Ella comes back shortly after having survived her session with the outhouse and we get back into it, this time Viktor doling out playing cards and getting into a drinking game.
Ella drinks a little more this time, enough that her cheeks go red and her neck looks flushed, and soon she’s getting up and saying it’s too hot in here and she needs to get some air.

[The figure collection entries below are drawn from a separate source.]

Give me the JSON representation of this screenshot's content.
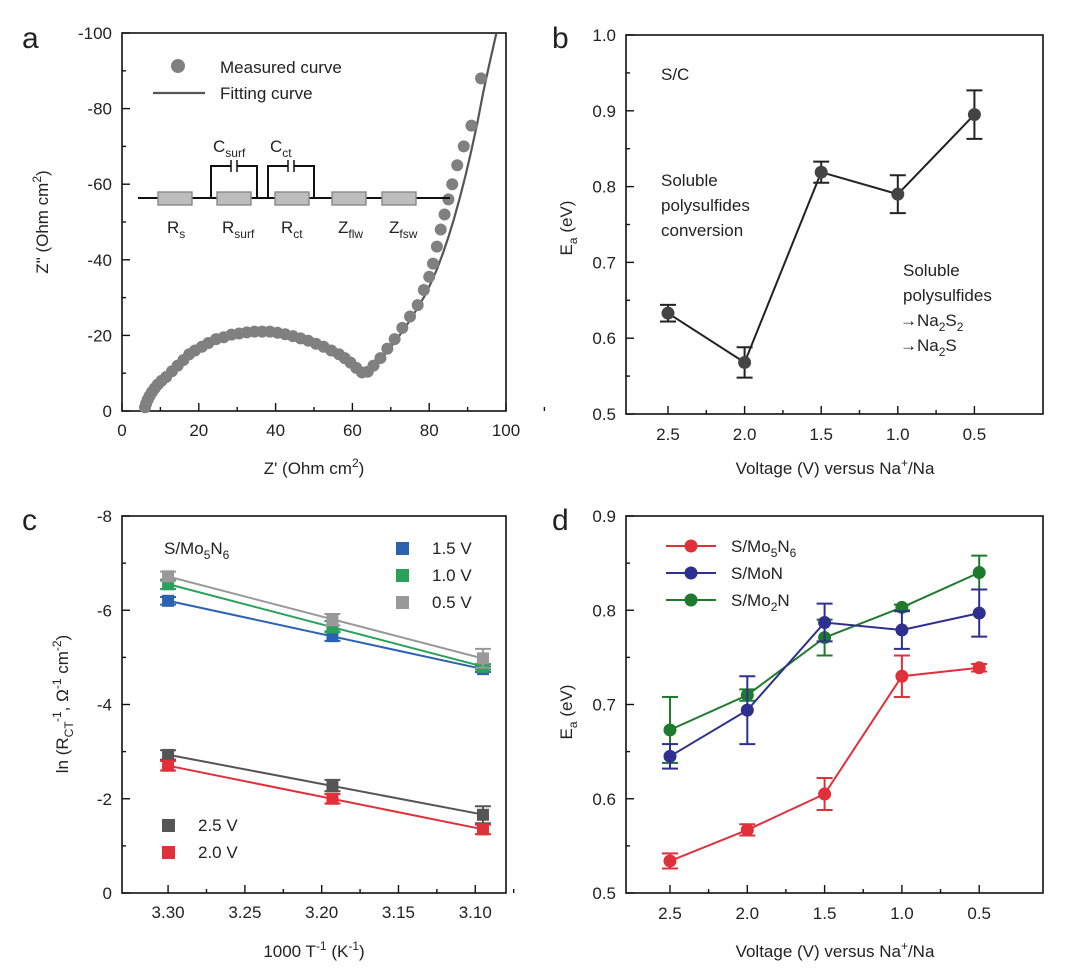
{
  "chart_data": [
    {
      "id": "a",
      "panel_label": "a",
      "type": "scatter",
      "xlabel": "Z' (Ohm cm2)",
      "ylabel": "Z\" (Ohm cm2)",
      "xlim": [
        0,
        100
      ],
      "ylim": [
        0,
        -100
      ],
      "xticks": [
        0,
        20,
        40,
        60,
        80,
        100
      ],
      "yticks": [
        0,
        -20,
        -40,
        -60,
        -80,
        -100
      ],
      "yticklabels": [
        "0",
        "-20",
        "-40",
        "-60",
        "-80",
        "-100"
      ],
      "legend": [
        "Measured curve",
        "Fitting curve"
      ],
      "colors": {
        "points": "#808080",
        "line": "#555555"
      },
      "circuit_labels": {
        "caps": [
          {
            "main": "C",
            "sub": "surf"
          },
          {
            "main": "C",
            "sub": "ct"
          }
        ],
        "elements": [
          {
            "main": "R",
            "sub": "s"
          },
          {
            "main": "R",
            "sub": "surf"
          },
          {
            "main": "R",
            "sub": "ct"
          },
          {
            "main": "Z",
            "sub": "flw"
          },
          {
            "main": "Z",
            "sub": "fsw"
          }
        ]
      },
      "series": [
        {
          "name": "Measured curve",
          "x": [
            6,
            6.3,
            6.7,
            7.2,
            7.8,
            8.5,
            9.3,
            10.3,
            11.5,
            13,
            14.5,
            16,
            17.5,
            19,
            20.8,
            22.5,
            24.5,
            26.5,
            28.5,
            30.5,
            32.5,
            34.5,
            36.5,
            38.5,
            40.5,
            42.5,
            44.5,
            46.5,
            48.5,
            50.5,
            52.5,
            54.5,
            56.5,
            58,
            59.5,
            61,
            62.5,
            64,
            65.5,
            67.3,
            69.1,
            71,
            73,
            75,
            77,
            78.6,
            80,
            81,
            82,
            83,
            84,
            85,
            86,
            87.3,
            89,
            91,
            93.5
          ],
          "y": [
            -1,
            -2,
            -3,
            -4,
            -5,
            -6,
            -7,
            -8,
            -9,
            -10.5,
            -12,
            -13.5,
            -15,
            -16,
            -17,
            -18,
            -19,
            -19.5,
            -20.2,
            -20.5,
            -20.8,
            -21,
            -21,
            -21,
            -20.7,
            -20.3,
            -19.8,
            -19.2,
            -18.6,
            -17.8,
            -17,
            -16,
            -15,
            -14,
            -12.8,
            -11.4,
            -10.2,
            -10.4,
            -12,
            -14,
            -16.5,
            -19,
            -22,
            -25,
            -28,
            -32,
            -35.5,
            -39,
            -43.5,
            -48,
            -52,
            -56,
            -60,
            -65,
            -70,
            -75.5,
            -88
          ]
        },
        {
          "name": "Fitting curve",
          "x": [
            5.5,
            6,
            7,
            8,
            9,
            10,
            12,
            14,
            16,
            18,
            20,
            22,
            24,
            26,
            28,
            30,
            32,
            34,
            36,
            38,
            40,
            42,
            44,
            46,
            48,
            50,
            52,
            54,
            56,
            58,
            60,
            61.5,
            62.8,
            64,
            65.5,
            67,
            69,
            71,
            73,
            75,
            77,
            79,
            80.5,
            82,
            83.5,
            85,
            86.5,
            88,
            89.5,
            91,
            92.5,
            94,
            95.5,
            97.5
          ],
          "y": [
            0,
            -1.5,
            -3,
            -4.5,
            -6,
            -7.5,
            -9.8,
            -11.8,
            -13.6,
            -15.2,
            -16.6,
            -17.8,
            -18.8,
            -19.6,
            -20.2,
            -20.6,
            -20.9,
            -21,
            -21,
            -20.9,
            -20.6,
            -20.2,
            -19.7,
            -19.1,
            -18.4,
            -17.6,
            -16.6,
            -15.5,
            -14.3,
            -12.9,
            -11.3,
            -10.2,
            -9.8,
            -10.3,
            -11.6,
            -13.2,
            -15.6,
            -18.2,
            -21,
            -24,
            -27.3,
            -30.8,
            -34,
            -37.5,
            -41.5,
            -46,
            -51,
            -56.5,
            -62.5,
            -69,
            -76,
            -84,
            -91,
            -100
          ]
        }
      ]
    },
    {
      "id": "b",
      "panel_label": "b",
      "type": "line",
      "xlabel": "Voltage (V) versus Na+/Na",
      "ylabel": "Ea (eV)",
      "categories": [
        "2.5",
        "2.0",
        "1.5",
        "1.0",
        "0.5"
      ],
      "ylim": [
        0.5,
        1.0
      ],
      "yticks": [
        0.5,
        0.6,
        0.7,
        0.8,
        0.9,
        1.0
      ],
      "yticklabels": [
        "0.5",
        "0.6",
        "0.7",
        "0.8",
        "0.9",
        "1.0"
      ],
      "sample_label": "S/C",
      "annotations": {
        "left": [
          "Soluble",
          "polysulfides",
          "conversion"
        ],
        "right": [
          "Soluble",
          "polysulfides"
        ],
        "products": [
          {
            "arrow": "→",
            "parts": [
              {
                "t": "Na"
              },
              {
                "t": "2",
                "sub": true
              },
              {
                "t": "S"
              },
              {
                "t": "2",
                "sub": true
              }
            ]
          },
          {
            "arrow": "→",
            "parts": [
              {
                "t": "Na"
              },
              {
                "t": "2",
                "sub": true
              },
              {
                "t": "S"
              }
            ]
          }
        ]
      },
      "colors": {
        "line": "#222222",
        "marker": "#444444"
      },
      "series": [
        {
          "name": "S/C",
          "values": [
            0.633,
            0.568,
            0.819,
            0.79,
            0.895
          ],
          "errors": [
            0.011,
            0.02,
            0.014,
            0.025,
            0.032
          ]
        }
      ]
    },
    {
      "id": "c",
      "panel_label": "c",
      "type": "scatter",
      "xlabel": "1000 T-1 (K-1)",
      "ylabel": "ln (RCT-1, Ω-1 cm-2)",
      "xlim": [
        3.33,
        3.08
      ],
      "ylim": [
        0,
        -8
      ],
      "xticks": [
        3.3,
        3.25,
        3.2,
        3.15,
        3.1
      ],
      "xticklabels": [
        "3.30",
        "3.25",
        "3.20",
        "3.15",
        "3.10"
      ],
      "yticks": [
        0,
        -2,
        -4,
        -6,
        -8
      ],
      "yticklabels": [
        "0",
        "-2",
        "-4",
        "-6",
        "-8"
      ],
      "sample_label": {
        "parts": [
          {
            "t": "S/Mo"
          },
          {
            "t": "5",
            "sub": true
          },
          {
            "t": "N"
          },
          {
            "t": "6",
            "sub": true
          }
        ]
      },
      "series": [
        {
          "name": "1.5 V",
          "color": "#2b63b0",
          "x": [
            3.3,
            3.193,
            3.095
          ],
          "y": [
            -6.2,
            -5.45,
            -4.75
          ],
          "errors": [
            0.08,
            0.1,
            0.06
          ]
        },
        {
          "name": "1.0 V",
          "color": "#2aa05a",
          "x": [
            3.3,
            3.193,
            3.095
          ],
          "y": [
            -6.55,
            -5.65,
            -4.8
          ],
          "errors": [
            0.1,
            0.12,
            0.06
          ]
        },
        {
          "name": "0.5 V",
          "color": "#999999",
          "x": [
            3.3,
            3.193,
            3.095
          ],
          "y": [
            -6.72,
            -5.8,
            -4.98
          ],
          "errors": [
            0.1,
            0.12,
            0.2
          ]
        },
        {
          "name": "2.5 V",
          "color": "#555555",
          "x": [
            3.3,
            3.193,
            3.095
          ],
          "y": [
            -2.93,
            -2.28,
            -1.66
          ],
          "errors": [
            0.1,
            0.12,
            0.18
          ]
        },
        {
          "name": "2.0 V",
          "color": "#e0303a",
          "x": [
            3.3,
            3.193,
            3.095
          ],
          "y": [
            -2.7,
            -2.0,
            -1.35
          ],
          "errors": [
            0.1,
            0.1,
            0.1
          ]
        }
      ]
    },
    {
      "id": "d",
      "panel_label": "d",
      "type": "line",
      "xlabel": "Voltage (V) versus Na+/Na",
      "ylabel": "Ea (eV)",
      "categories": [
        "2.5",
        "2.0",
        "1.5",
        "1.0",
        "0.5"
      ],
      "ylim": [
        0.5,
        0.9
      ],
      "yticks": [
        0.5,
        0.6,
        0.7,
        0.8,
        0.9
      ],
      "yticklabels": [
        "0.5",
        "0.6",
        "0.7",
        "0.8",
        "0.9"
      ],
      "series": [
        {
          "name": "S/Mo5N6",
          "label_parts": [
            {
              "t": "S/Mo"
            },
            {
              "t": "5",
              "sub": true
            },
            {
              "t": "N"
            },
            {
              "t": "6",
              "sub": true
            }
          ],
          "color": "#e0303a",
          "values": [
            0.534,
            0.567,
            0.605,
            0.73,
            0.739
          ],
          "errors": [
            0.008,
            0.006,
            0.017,
            0.022,
            0.004
          ]
        },
        {
          "name": "S/MoN",
          "label_parts": [
            {
              "t": "S/MoN"
            }
          ],
          "color": "#2e2f8f",
          "values": [
            0.645,
            0.694,
            0.787,
            0.779,
            0.797
          ],
          "errors": [
            0.013,
            0.036,
            0.02,
            0.02,
            0.025
          ]
        },
        {
          "name": "S/Mo2N",
          "label_parts": [
            {
              "t": "S/Mo"
            },
            {
              "t": "2",
              "sub": true
            },
            {
              "t": "N"
            }
          ],
          "color": "#1f7a2e",
          "values": [
            0.673,
            0.71,
            0.771,
            0.803,
            0.84
          ],
          "errors": [
            0.035,
            0.006,
            0.019,
            0.003,
            0.018
          ]
        }
      ]
    }
  ]
}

Naturally, I go outside and follow her.
The moon is almost full and bathing the cabin in cool light. It’s cold, probably only five degrees above freezing, but it feels refreshing compared to the heat of the cabin.
“Are you okay?” I ask her, following her moonlit silhouette as she walks around the side of the cabin.
Then I remember that the cabin is built on the side of a rock face, and if she keeps walking, she’ll take a nasty tumble.
I quickly run to her and grab her arm, pulling her back moments before she would have fallen.
“Hey!” she cries out, but I step back and pull her with me, not letting go.
“There’s a drop-off right there,” I tell her. “You almost went over.”
“Shit,” she swears, her hands now gripping my biceps. “I didn’t know.”
“It’s kind of hard to tell in the dark.” I jerk my head back. “The outhouse is back there. I hope you haven’t been trying to pee off this ledge.”
She lets out a weak laugh though I can tell she’s still breathless. “No. Thank god. I just wanted to wander for a bit.”
“So, are you okay?” I repeat.
“Yeah,” she says. “I mean, better than if I had gone off the ledge.” She glances up at me, her hands slowly trailing down my arms. “Thank you. For being here.”
“If you haven’t noticed, I’ve been here for the last two weeks.”
She chews on her lip, seeming to consider that. “Yeah. Except for the times that you left.”
“And now you know I was chilling in a bar with a bunch of old people. And I was talking about you.”
“You were?” In the faint moonlight, her eyes seem to glow. I can hardly look away.